The incredibly bright future of Maud Lewis
CBC
Chad Brown looks anxiously at Sandy Cove, a colour-packed painting of Digby Gut created by Nova Scotia artist Maud Lewis. He just travelled to Ontario to pay $40,000 for it. Now, he must sell it.
The current record price for a Maud Lewis was set in November 2021, when Train Station In Winter fetched $67,250.
"Many people agree that good, strong works of Maud's will crack $100,000-plus over the coming few years. It's not if, but when," he says.
"We are in a generational shift where more paintings are being passed down and those are surfacing. And when you have more paintings surface, you start to see different images and better images. So it's fair to say that Maud's best paintings are yet to be seen."
Brown started acquiring Maud Lewis works a few years ago, a passion born of a childhood in Digby, N.S., but during the pandemic, he became a full-time dealer of her paintings.
Lewis, who lived in the village of Marshalltown outside Digby and died in 1970, sold paintings for $2 to $10 during her lifetime, which would equal about $20 to $100 today with inflation. They rose to about $1,000 in value by the 1990s and kept climbing.
But in the years since the 2016 movie Maudie, which was based on Lewis's life and won seven Canadian Screen Awards, prices for the paintings have "exploded," Brown says. "Every auction is breaking a new record."
Brown says a Maud painting that cost $10,000 a few years ago could go for $30,000 today. A few months ago, Brown issued a standing offer: he'll buy any Maud Lewis you care to sell.
He's bought more than 30 original paintings over the last few years and resold most of them. That means he's putting tens of thousands of dollars on the line, in the hopes that he will resell for a margin that keeps him in business.

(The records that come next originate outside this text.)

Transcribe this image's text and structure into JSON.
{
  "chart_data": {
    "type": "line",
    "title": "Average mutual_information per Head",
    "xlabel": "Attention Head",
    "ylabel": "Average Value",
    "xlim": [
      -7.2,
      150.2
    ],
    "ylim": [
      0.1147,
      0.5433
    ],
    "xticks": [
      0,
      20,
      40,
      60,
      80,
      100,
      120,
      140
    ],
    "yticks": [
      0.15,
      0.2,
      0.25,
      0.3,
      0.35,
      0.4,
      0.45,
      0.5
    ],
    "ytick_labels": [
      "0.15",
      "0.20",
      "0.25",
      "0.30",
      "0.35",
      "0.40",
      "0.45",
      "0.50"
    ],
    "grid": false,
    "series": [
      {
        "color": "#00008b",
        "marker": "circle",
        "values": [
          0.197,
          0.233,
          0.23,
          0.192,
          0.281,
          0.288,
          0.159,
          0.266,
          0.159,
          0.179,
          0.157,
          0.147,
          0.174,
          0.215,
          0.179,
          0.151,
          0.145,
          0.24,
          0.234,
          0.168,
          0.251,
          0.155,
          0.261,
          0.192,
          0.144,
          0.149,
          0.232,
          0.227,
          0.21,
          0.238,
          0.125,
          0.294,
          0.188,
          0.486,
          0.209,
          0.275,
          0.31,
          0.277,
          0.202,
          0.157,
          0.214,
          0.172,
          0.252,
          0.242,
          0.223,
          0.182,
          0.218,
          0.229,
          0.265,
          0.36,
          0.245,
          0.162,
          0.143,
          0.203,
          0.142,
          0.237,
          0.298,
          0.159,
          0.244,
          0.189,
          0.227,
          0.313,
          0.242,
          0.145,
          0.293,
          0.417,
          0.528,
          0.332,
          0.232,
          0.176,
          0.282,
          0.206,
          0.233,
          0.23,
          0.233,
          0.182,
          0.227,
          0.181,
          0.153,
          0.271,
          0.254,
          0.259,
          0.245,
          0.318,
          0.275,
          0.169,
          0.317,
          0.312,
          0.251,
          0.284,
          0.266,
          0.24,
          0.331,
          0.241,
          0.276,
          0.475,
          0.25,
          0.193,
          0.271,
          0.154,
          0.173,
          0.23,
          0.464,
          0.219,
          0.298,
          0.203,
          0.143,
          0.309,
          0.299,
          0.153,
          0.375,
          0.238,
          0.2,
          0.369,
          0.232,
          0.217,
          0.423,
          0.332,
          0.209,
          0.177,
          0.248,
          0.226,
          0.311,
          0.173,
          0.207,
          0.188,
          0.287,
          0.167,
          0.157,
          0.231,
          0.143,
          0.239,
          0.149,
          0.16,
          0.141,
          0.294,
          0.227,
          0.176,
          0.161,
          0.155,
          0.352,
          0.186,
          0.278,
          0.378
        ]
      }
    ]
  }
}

"Ultimately I'm very fortunate to be in Nova Scotia, where there are lots of Maud Lewis experts that I can tap into. I can send an email, send a text, send pictures, and double-check before I buy anything. The price of paintings now are so high that if I'm spending $30,000 on a painting, it doesn't matter if I think it's authentic or not. If it doesn't pass an expert's opinion, then I can't buy it."
But the established authentication experts in Nova Scotia are aging out of the profession, just as the price of her work rises, creating tension between the desire to buy an authentic Maud, and the fear of getting caught short with a fraud.
To combat that, Brown often travels across Nova Scotia and increasingly across Canada to examine paintings in person before buying them. "I sit down with people for hours on end, talking about how they bought the painting, how much they paid for it, their experience with Maud, and I keep that with the painting," he says.
But he can't keep the paintings. He must find someone who wants Sandy Cove even more than him.
Alan Bamberger wrote The Art of Buying Art and has been buying and selling art in San Francisco since 1978. He wasn't particularly familiar with Lewis before CBC News contacted him, but he looked into her career.